Reported as n (%), unless shown otherwise.

GFLPA = gas-forming pyogenic liver abscess; ARDS = acute respiratory distress syndrome; AKI = acute kidney injury; SIRS = systemic inflammatory response syndrome.

Complications

The GFPLA and non-GFPLA groups were similar in the occurrence of the following complications: septic shock, ARDS, spontaneous rupture of abscess, SIRS, and portal venous thrombosis (Table 4; p > 0.05). However, the GFPLA group had higher rates of sepsis (Table 4; p = 0.005) and pleural effusion (Table 4; p = 0.002) compared with the non-GFPLA group.

Outcomes

The groups were similar in days for temperature normalization after admission (Table 4; p = 0.298). However, the patients in the GFPLA group experienced a longer hospital stay compared with the non-GFPLA (Table 4; p = 0.029). There were no deaths in either group during hospitalization.

Discussion

The clinical features and prognosis of GFPLA has not been sufficiently elucidated. Few studies have investigated the role of gas-formation in PLA [5,10,13,14]. In the present study, we retrospectively compared the clinical features and outcomes of GFPLA and non-GFPLA. The analysis found that the GFPLA group had more biliary source infection and less cryptogenic infection in etiologies. Gas-forming pyogenic liver abscess was associated with previous hepatobiliary surgery, especially biliary enteric anastomosis. Gas-forming pyogenic liver abscess was associated with high rates of sepsis, pleural effusion, and long hospitalizations. More importantly, there were no major differences in the overall outcomes between the GFPLA and non-GFPLA patients.

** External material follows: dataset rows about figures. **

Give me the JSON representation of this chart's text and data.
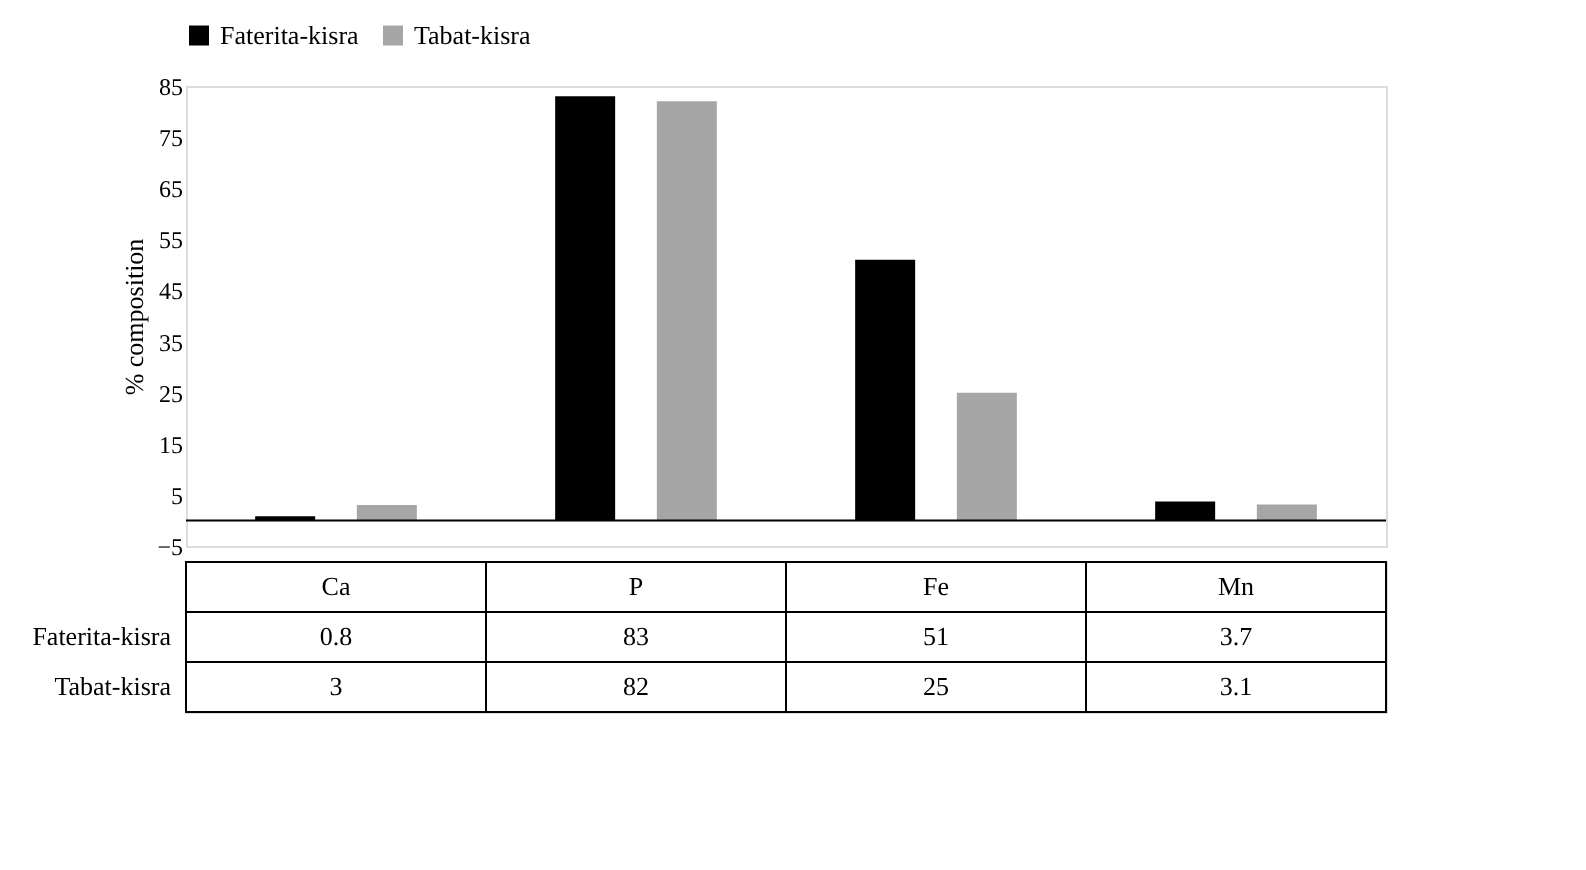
{
  "chart_data": {
    "type": "bar",
    "ylabel": "% composition",
    "categories": [
      "Ca",
      "P",
      "Fe",
      "Mn"
    ],
    "series": [
      {
        "name": "Faterita-kisra",
        "color": "#000000",
        "values": [
          0.8,
          83,
          51,
          3.7
        ]
      },
      {
        "name": "Tabat-kisra",
        "color": "#a6a6a6",
        "values": [
          3,
          82,
          25,
          3.1
        ]
      }
    ],
    "ylim": [
      -5,
      85
    ],
    "yticks": [
      -5,
      5,
      15,
      25,
      35,
      45,
      55,
      65,
      75,
      85
    ],
    "grid": false,
    "legend": "top",
    "data_labels": true
  }
}
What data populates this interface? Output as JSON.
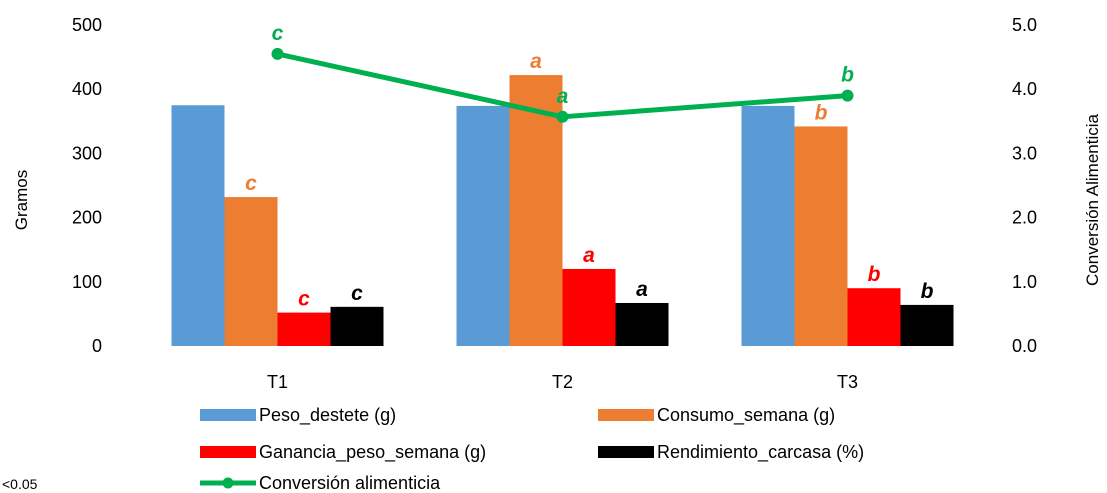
{
  "chart_data": {
    "type": "bar",
    "categories": [
      "T1",
      "T2",
      "T3"
    ],
    "series": [
      {
        "name": "Peso_destete (g)",
        "axis": "left",
        "color": "#5B9BD5",
        "values": [
          375,
          374,
          374
        ],
        "labels": [
          "",
          "",
          ""
        ],
        "label_color": "#5B9BD5"
      },
      {
        "name": "Consumo_semana (g)",
        "axis": "left",
        "color": "#ED7D31",
        "values": [
          232,
          422,
          342
        ],
        "labels": [
          "c",
          "a",
          "b"
        ],
        "label_color": "#ED7D31"
      },
      {
        "name": "Ganancia_peso_semana (g)",
        "axis": "left",
        "color": "#FF0000",
        "values": [
          52,
          120,
          90
        ],
        "labels": [
          "c",
          "a",
          "b"
        ],
        "label_color": "#FF0000"
      },
      {
        "name": "Rendimiento_carcasa (%)",
        "axis": "left",
        "color": "#000000",
        "values": [
          61,
          67,
          64
        ],
        "labels": [
          "c",
          "a",
          "b"
        ],
        "label_color": "#000000"
      }
    ],
    "line_series": [
      {
        "name": "Conversión alimenticia",
        "axis": "right",
        "color": "#00B050",
        "values": [
          4.55,
          3.57,
          3.9
        ],
        "labels": [
          "c",
          "a",
          "b"
        ],
        "label_color": "#00B050"
      }
    ],
    "ylabel": "Gramos",
    "y2label": "Conversión Alimenticia",
    "ylim": [
      0,
      500
    ],
    "y2lim": [
      0,
      5.0
    ],
    "yticks": [
      "0",
      "100",
      "200",
      "300",
      "400",
      "500"
    ],
    "y2ticks": [
      "0.0",
      "1.0",
      "2.0",
      "3.0",
      "4.0",
      "5.0"
    ],
    "legend_position": "bottom",
    "grid": false
  },
  "footnote": "<0.05"
}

Lee et al. [10] reported that patients with past gastrectomy may be prone to GFPLA because of alteration of gut flora. In the present study, the GFPLA group had more biliary source infection and less cryptogenic infection in etiologies. Gas-forming pyogenic liver abscess was more prevalent in patients with a history of hepatobiliary surgery, especially biliary enteric anastomosis. A comparative study found that PLA with cryptogenic infection had higher improvement rate without complication and recurrence than PLA with biliary source infection [15]. Although our current data cannot confirm that hepatobiliary surgery is an independent risk factor for GFPLA, it does suggest an association, which may predict a worse prognosis.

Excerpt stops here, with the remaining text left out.